Así las cosas, hemos de valorar ahora los elementos probatorios traídos al proceso para determinar si a D.ª Antonia se le prestó una asistencia sanitaria acorde con la 'lex artis', es decir, si la paciente fue atendida debidamente según el estado de los conocimientos científicos o técnicos en el nivel más avanzado y empleando los medios diagnósticos y terapéuticos disponibles.
A tal efecto conviene tener en cuenta que conforme a lo dispuesto en el artículo 217 de la LEC corresponde al demandante 'la carga de probar la certeza de los hechos de los que ordinariamente se desprenda, según las normas jurídicas a ellos aplicables, el efecto jurídico correspondiente a las pretensiones de la demanda', y corresponde al demandado ' a carga de probar los hechos que, conforme a las normas que les sean aplicables, impidan, extingan o enerven la eficacia jurídica de los hechos a que se refiere el apartado anterior'. Las precitadas reglas generales se matizan en el apartado 7 del precepto citado, en el sentido de que se 'deberá tener presente la disponibilidad y facilidad probatoria que corresponde a cada una de las partes del litigio'.
En cualquier caso, el artículo 217 de la LEC contiene las reglas generales o principios de carga de la prueba y, como norma reguladora de la sentencia, entra en juego cuando en la misma se estime que no se ha probado un hecho básico, para atribuir las consecuencias de la falta de prueba a la parte a la que le correspondía el 'onus probandi', según las reglas aplicables para su imputación a una u otra parte, pero no cuando se considera que un presupuesto fáctico esencial para la resolución de la litis ha quedado debidamente acreditado mediante cualquier elemento probatorio, sin que, en virtud del principio de adquisición procesal, importe qué parte aportó la prueba.
Aunque nuestras leyes procesales no formulan el citado principio de adquisición procesal, también llamado de comunidad de prueba, el mismo tiene pleno reconocimiento en doctrina jurisprudencial pacífica expresada, entre otras, en las sentencias de la Sala Tercera del Tribunal Supremo de 31 de enero y 14 de febrero de 2012, al declarar que: 'Probado un hecho resulta indiferente la parte que haya aportado la prueba en virtud del principio de adquisición procesal '. Y lo mismo habían declarado antes las sentencias de la misma Sala del Tribunal Supremo de 17 de noviembre de 2008 y de 1 de marzo de 2010.

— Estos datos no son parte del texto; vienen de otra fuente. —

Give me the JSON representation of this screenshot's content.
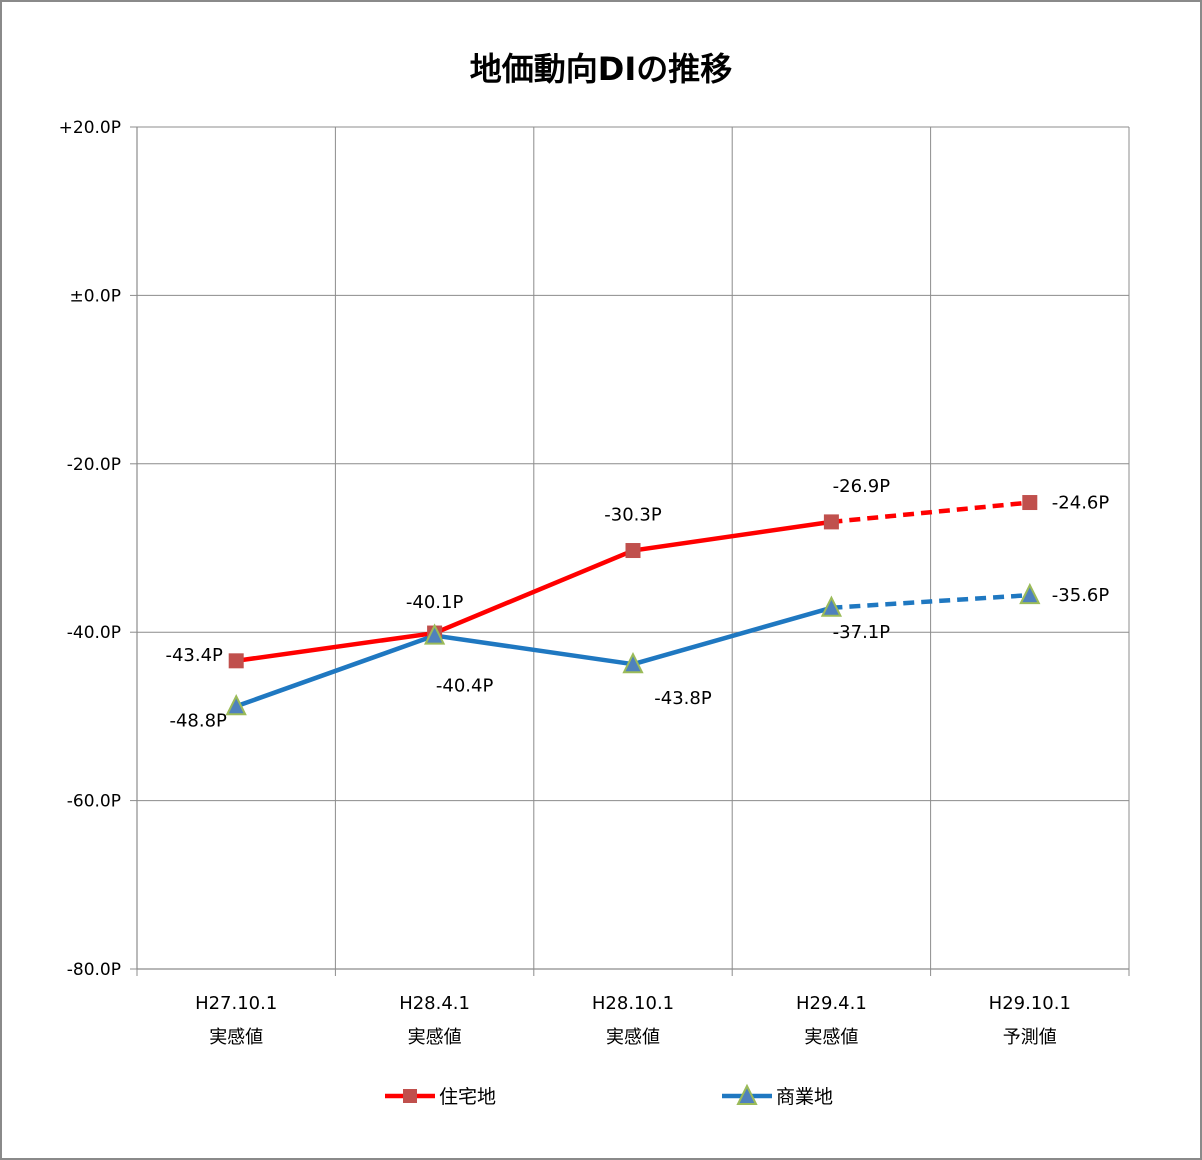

En definitiva, dicho principio obliga al tribunal a valorar todas las pruebas practicadas con independencia de qué parte las haya aportado al proceso, al considerar que los resultados de la actividad probatoria en su conjunto son comunes para todas las partes, de manera que, a los efectos de acreditar los hechos controvertidos, es irrelevante que los medios probatorios se hayan practicado a instancia de una u otra parte.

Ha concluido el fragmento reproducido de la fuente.